Эдгар вздрогнул, кровь быстрее и жарче побежала по жилам. И вдруг он почувствовал себя невыносимо одиноким в этом тревожном мраке: с непреодолимой силой им овладела тоска по дружественному голосу, теплой ласке, по светлой комнате, по людям, которых он любит. Ему казалось, что вся смятенная тьма этой тревожной ночи погрузилась в него и разрывала ему грудь.
Он вскочил со скамейки. Домой, домой, только быть дома, в теплой, светлой комнате, среди людей! В конце концов что с ним сделают? Пусть его бьют, бранят – ничто его больше не пугает, после того как он познал этот мрак и страх одиночества.
Он бежал, не помня себя, не чувствуя под собой ног, и вдруг опять очутился перед виллой, опять рука его взялась за холодное кольцо. Он видел сквозь гущу зелени освещенные теперь окна, угадывал за каждым оконным стеклом знакомую комнату и родных ему людей. Одна эта близость, одна эта первая успокоительная мысль, что сейчас он увидит людей, любящих его, уже была счастьем. И если он еще медлил, то лишь для того, чтобы продлить это радостное предвкушение.
Вдруг за его спиной раздался испуганный, пронзительный крик:
– Эдгар! Да вот же он!
Бабушкина горничная увидала его, бросилась к нему и схватила за руку. Дверь в доме распахнулась, собака с лаем прыгнула на него, в саду замелькали фонари. Он слышал испуганные и счастливые голоса, радостную суматоху криков и топот ног, видел приближающиеся знакомые фигуры. Впереди шла бабушка, протягивая к нему руки, а за ней – не сон ли это? – его мать. Со слезами на глазах, дрожащий, оробевший, стоял он среди этого бурного взрыва нежности, не зная, что делать, что сказать, и сам не понимая, какое чувство владеет им – страх или счастье.

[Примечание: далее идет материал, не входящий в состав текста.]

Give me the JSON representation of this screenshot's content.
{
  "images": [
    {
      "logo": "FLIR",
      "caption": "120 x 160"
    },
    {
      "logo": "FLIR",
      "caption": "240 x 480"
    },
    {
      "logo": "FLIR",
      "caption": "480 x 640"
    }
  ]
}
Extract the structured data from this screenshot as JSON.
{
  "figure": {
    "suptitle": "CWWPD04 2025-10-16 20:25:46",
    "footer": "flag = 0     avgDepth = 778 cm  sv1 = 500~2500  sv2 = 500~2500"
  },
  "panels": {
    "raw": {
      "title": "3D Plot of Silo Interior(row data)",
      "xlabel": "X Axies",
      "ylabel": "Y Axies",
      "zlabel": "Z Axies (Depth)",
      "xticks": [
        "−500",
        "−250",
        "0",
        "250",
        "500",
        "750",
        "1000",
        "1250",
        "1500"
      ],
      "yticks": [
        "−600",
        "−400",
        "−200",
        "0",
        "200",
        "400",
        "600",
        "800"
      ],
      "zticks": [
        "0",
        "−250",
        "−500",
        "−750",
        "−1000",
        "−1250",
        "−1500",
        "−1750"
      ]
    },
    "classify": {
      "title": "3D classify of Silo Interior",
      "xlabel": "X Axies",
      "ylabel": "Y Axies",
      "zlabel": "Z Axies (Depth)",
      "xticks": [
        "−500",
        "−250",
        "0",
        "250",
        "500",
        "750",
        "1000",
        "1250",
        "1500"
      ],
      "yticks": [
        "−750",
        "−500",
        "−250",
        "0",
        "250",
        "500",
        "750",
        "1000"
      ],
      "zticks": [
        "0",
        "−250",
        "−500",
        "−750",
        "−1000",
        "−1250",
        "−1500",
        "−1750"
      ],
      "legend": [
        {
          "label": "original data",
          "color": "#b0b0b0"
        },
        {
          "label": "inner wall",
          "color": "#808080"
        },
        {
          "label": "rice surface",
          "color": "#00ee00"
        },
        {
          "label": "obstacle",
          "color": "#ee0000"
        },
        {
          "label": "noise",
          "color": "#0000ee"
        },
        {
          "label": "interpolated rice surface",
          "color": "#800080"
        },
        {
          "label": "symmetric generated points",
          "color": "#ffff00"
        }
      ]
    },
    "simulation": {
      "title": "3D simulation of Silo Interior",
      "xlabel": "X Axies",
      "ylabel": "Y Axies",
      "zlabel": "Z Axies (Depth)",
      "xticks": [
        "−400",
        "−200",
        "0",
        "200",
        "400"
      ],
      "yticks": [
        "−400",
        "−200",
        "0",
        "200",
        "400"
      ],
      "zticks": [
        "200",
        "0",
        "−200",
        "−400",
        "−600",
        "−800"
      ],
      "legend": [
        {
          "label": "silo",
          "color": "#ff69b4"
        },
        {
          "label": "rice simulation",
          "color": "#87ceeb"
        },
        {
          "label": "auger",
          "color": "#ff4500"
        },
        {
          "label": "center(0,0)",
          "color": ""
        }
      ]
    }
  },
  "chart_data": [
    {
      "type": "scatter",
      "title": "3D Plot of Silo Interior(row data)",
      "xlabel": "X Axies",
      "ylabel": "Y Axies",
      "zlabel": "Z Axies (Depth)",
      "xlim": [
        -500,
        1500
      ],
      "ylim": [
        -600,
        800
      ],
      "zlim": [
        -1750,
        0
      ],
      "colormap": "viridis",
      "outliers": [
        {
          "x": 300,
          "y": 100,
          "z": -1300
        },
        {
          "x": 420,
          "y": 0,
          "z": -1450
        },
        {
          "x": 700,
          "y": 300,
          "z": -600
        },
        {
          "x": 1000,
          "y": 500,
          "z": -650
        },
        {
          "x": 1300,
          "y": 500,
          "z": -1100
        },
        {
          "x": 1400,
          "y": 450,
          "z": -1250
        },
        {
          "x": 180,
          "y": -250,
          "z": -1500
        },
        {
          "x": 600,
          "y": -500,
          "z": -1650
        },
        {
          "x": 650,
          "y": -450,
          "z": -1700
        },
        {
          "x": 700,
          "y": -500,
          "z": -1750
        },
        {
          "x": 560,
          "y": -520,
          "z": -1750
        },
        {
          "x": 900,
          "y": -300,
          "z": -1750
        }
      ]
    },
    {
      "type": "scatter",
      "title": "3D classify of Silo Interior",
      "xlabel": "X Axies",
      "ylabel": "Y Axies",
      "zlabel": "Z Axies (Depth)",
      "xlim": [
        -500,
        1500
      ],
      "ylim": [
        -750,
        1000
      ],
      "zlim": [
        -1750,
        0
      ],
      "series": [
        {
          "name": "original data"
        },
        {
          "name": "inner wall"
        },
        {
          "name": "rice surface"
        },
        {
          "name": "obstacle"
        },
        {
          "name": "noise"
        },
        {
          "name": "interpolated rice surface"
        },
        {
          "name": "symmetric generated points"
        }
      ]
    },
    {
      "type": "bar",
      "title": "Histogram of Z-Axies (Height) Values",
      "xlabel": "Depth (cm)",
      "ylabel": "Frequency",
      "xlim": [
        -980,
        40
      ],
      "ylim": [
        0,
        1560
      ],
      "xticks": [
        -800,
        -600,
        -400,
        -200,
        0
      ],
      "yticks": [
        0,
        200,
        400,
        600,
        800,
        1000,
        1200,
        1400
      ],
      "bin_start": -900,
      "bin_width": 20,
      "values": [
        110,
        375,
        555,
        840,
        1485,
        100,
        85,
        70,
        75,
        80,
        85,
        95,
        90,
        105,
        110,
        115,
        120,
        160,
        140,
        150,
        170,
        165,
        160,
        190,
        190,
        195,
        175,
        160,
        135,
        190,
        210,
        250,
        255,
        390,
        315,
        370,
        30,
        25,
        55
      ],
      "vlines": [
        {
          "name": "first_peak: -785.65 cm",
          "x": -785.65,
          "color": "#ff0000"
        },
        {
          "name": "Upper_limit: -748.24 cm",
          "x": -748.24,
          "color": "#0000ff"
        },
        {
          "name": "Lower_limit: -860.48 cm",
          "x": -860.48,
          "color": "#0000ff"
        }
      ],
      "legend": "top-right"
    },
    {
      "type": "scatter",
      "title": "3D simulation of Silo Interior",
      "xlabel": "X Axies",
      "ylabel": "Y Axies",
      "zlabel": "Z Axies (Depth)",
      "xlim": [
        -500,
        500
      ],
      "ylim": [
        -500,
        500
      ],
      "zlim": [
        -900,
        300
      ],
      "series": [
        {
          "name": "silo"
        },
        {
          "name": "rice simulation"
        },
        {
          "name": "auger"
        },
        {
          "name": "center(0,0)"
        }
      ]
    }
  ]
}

Он торопливо шагал по хорошо знакомой дороге, не глядя по сторонам, пока не подошел к вилле, где жила его бабушка. Вилла выходила на красивую широкую улицу, но была скрыта от взоров прохожих обвитой хмелем и плющом высокой оградой сада; за этой зеленой стеной ярко белел приветливый старинный дом. Эдгар, словно чужой, посмотрел сквозь решетку ворот. В доме было тихо, окна закрыты; вероятно, все – и хозяева и гости – ушли в глубину сада. Он уже взялся за холодное кольцо и вдруг замер на месте; то, что два часа тому назад представлялось ему таким легким и естественным, теперь казалось невозможным. Как войти, как поздороваться, вынести все вопросы и отвечать на них? Как выдержать их взгляды, когда он скажет, что тайком убежал от матери? И как объяснить свой ужасный поступок, когда он сам теперь не понимает его? В доме хлопнула дверь, и в безрассудном страхе, что кто-нибудь выйдет и увидит его, он бросился бежать, сам не зная куда.
Перед парком он остановился: там было темно и, вероятно, безлюдно. Он посидит на скамейке и, наконец, отдохнет, успокоится и обдумает свою судьбу. Робко вошел он в парк. У входа горело несколько фонарей, в их свете еще редкая молодая листва отливала влажным зеленоватым блеском, но в глубине парка простиралась сплошная, душная, черная чаща, тонувшая в тревожном мраке весенней ночи. Эдгар боязливо скользнул мимо людей, разговаривавших или читавших под фонарями. Ему хотелось побыть одному. Но и там, в густой тени неосвещенных аллей, он не нашел покоя. Все было насыщено таинственным шелестом и шепотом, тихим шумом листьев на ветру, шорохом далеких шагов, приглушенным говором, каким-то страстным, томным, стонущим воркованием, исходившим не то от людей, не то от животных, не то от самой тревожно спавшей природы. Здесь все дышало опасной тревогой, притаившейся, скрытой и загадочной, словно в этом лесу, под землей, шло невидимое брожение; быть может, причиной тому была всего только весна, но одинокий, беспомощный мальчик испытывал страх.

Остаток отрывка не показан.